As Truman watched from his place in the shadow against the wall, she turned to the massive picture window beside the bed and looked out on the forest beyond, lit only by the subtle dusk sun setting more by the moment. But as she rolled to it, he spoke, and her body stilled. “How are you feeling?” Her interest pulled from the window, Ember sat up and turned to his voice, and he stepped out of the shadow. He’d released and unfiltered her mind the moment he approached her at the cemetery, and here, in the quietness of his bedroom, she looked to him in wonder. Their story was complete in her mind, he’d made certain of it, and every last memory he held had been given back to her.
“I’m fine, thank you.” Her voice implied anything but. He knew it as well, and as he approached and sat on the bed, he studied her. However cool, calm, assured, and strong he had always been during his fleeting visits, he had always been so very protective of her as well, a hold she had over him that he’d never quite understood.
Truman stroked her cheek with the pad of his thumb as he kept his eyes trained on hers. A shudder ran through her body at his touch, and the subtle scent of her arousal filled his hypersensitive senses. Truman moved alongside her body and lay down next to her. He reached to the top button of her dress; he worked it out of its buttonhole as her heart raced and her arousal intensified.

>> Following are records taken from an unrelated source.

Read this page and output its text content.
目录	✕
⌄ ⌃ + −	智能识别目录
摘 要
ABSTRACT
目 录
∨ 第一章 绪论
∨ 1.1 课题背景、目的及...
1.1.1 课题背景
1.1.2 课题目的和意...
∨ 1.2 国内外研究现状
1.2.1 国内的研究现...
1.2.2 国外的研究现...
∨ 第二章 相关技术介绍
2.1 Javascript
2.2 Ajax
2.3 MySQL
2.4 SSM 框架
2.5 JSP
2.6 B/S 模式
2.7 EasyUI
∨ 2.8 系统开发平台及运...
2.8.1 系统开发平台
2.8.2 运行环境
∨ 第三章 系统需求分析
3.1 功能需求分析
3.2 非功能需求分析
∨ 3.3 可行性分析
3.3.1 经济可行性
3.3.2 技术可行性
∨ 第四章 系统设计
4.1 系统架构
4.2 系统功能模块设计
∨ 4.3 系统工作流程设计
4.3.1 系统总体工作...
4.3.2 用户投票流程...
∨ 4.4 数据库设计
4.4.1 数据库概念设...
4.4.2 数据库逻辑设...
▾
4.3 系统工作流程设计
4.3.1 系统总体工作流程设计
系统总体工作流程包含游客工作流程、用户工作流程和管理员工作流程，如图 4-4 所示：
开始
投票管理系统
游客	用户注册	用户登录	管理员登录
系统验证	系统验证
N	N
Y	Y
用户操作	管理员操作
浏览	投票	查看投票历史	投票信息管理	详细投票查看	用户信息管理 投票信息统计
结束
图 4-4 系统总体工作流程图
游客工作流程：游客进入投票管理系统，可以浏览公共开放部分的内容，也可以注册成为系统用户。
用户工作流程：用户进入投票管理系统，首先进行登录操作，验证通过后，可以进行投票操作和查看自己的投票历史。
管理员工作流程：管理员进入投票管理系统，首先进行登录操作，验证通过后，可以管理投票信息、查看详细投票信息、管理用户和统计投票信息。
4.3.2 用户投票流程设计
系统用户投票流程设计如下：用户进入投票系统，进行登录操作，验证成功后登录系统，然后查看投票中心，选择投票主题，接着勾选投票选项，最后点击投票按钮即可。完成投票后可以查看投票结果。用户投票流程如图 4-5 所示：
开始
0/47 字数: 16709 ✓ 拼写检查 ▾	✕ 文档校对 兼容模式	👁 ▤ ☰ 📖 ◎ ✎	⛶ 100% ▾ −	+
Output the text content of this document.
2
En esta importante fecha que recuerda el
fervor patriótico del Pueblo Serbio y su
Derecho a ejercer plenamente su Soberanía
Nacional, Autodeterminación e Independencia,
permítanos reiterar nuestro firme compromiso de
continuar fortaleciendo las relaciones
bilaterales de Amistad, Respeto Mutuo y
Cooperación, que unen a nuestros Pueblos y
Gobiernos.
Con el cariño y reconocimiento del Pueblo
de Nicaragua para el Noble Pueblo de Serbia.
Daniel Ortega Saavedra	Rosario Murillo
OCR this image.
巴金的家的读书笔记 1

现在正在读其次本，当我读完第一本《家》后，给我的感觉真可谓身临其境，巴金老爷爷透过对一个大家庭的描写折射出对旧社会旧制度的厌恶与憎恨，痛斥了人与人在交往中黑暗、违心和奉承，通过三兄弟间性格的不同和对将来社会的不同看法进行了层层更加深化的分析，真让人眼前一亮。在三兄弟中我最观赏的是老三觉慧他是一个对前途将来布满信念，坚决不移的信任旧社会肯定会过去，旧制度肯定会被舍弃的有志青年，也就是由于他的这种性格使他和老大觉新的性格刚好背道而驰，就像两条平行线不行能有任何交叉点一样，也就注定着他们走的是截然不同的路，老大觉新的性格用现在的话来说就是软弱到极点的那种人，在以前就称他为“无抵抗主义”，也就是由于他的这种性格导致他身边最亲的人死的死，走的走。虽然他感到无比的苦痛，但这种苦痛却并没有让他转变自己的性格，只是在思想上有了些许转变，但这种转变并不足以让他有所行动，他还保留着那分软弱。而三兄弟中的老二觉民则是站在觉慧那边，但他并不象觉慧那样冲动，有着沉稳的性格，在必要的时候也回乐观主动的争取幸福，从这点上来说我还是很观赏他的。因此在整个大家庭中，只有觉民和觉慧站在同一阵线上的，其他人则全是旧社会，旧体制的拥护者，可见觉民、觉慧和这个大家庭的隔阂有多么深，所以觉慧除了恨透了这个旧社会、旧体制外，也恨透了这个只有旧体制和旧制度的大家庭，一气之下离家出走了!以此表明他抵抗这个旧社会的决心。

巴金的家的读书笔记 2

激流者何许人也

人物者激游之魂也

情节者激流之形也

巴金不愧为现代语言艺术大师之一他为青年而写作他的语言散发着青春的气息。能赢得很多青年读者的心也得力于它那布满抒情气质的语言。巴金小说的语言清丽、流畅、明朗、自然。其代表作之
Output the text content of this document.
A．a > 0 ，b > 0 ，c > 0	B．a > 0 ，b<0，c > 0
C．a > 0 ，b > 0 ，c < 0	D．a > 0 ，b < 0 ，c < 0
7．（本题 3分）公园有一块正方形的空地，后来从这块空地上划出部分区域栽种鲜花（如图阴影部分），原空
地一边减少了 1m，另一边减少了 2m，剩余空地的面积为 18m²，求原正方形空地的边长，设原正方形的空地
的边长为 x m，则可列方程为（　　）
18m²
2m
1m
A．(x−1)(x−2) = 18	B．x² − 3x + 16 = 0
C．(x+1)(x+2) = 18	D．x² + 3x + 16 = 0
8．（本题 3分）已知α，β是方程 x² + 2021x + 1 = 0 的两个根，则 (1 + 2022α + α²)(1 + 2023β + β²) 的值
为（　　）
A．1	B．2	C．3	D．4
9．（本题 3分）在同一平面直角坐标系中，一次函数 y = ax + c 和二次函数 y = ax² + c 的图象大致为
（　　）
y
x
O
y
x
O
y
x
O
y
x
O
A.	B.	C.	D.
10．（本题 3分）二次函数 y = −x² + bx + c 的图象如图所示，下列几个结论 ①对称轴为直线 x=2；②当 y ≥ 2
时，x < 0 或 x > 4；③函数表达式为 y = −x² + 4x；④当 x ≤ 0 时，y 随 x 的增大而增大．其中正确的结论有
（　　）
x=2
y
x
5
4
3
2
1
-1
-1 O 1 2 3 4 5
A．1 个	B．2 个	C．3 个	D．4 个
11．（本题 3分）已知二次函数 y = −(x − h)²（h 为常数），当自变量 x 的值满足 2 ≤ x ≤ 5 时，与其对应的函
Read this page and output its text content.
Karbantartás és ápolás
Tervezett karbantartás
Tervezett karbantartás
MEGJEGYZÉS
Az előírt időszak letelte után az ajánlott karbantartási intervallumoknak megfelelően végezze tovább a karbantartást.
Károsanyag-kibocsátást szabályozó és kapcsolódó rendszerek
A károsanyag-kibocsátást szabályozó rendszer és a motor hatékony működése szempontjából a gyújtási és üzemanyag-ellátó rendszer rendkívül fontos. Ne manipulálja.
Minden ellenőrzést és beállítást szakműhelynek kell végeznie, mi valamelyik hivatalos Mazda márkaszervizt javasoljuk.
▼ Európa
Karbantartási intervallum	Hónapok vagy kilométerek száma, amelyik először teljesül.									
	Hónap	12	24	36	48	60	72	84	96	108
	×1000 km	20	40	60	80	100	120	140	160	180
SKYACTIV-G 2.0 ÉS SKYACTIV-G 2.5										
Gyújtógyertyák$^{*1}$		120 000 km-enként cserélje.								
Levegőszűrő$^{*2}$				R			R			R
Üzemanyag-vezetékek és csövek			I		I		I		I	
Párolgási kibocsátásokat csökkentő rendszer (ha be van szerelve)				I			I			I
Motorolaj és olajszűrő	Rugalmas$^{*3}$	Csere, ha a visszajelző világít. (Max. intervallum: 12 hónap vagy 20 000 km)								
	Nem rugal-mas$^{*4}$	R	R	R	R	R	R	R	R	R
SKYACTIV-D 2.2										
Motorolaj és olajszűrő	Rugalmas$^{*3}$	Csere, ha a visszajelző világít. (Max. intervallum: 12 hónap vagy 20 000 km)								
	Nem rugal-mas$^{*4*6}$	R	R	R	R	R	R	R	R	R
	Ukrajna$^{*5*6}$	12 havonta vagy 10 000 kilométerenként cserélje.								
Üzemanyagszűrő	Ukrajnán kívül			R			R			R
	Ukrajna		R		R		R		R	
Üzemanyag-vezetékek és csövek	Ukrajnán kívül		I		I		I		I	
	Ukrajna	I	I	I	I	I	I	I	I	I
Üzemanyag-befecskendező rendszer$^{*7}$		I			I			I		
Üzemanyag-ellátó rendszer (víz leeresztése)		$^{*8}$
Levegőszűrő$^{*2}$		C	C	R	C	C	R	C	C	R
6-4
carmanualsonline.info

He moved slowly down the front of her dress, releasing one button after another as he listened to her heart thudding strongly away.
“What are you going to do to me?” Her voice was quiet and nervous, but her arousal was intense and strong.
“I’m going to make love to you.” He studied her every reaction to his words.
“What makes you think I want that?”
He offered a subtle smirk as he spoke. “Your pussy is wet, and I can smell your arousal seeping from your body. It’s really quite a delicious scent you have.” She blushed, and her eyes flitted from his, but he held his gaze trained on her. He was saying the words he knew would cause a flood of hormones through her system, and he enjoyed every influx of her scent.
His body was perpetually strong and sure, and he wanted her to feel his strength. Where Truman usually hid himself from humans and buried their memories when needed, he wanted her to know exactly how he worked. He wanted her to feel just how strong he was. He was a man, just like any other, and he wanted her. He craved her warmth, craved her touch, craved the tightness of her body and his place within it. She had wanted him once. She had been little more than a teenager then, and he’d rejected her drunken advance, but now… She was no teenager. She was a woman, beautiful and intelligent, calm and collected, heartbroken… He could take that away for a time. He intended to show her pleasure, and he would take it from her as well.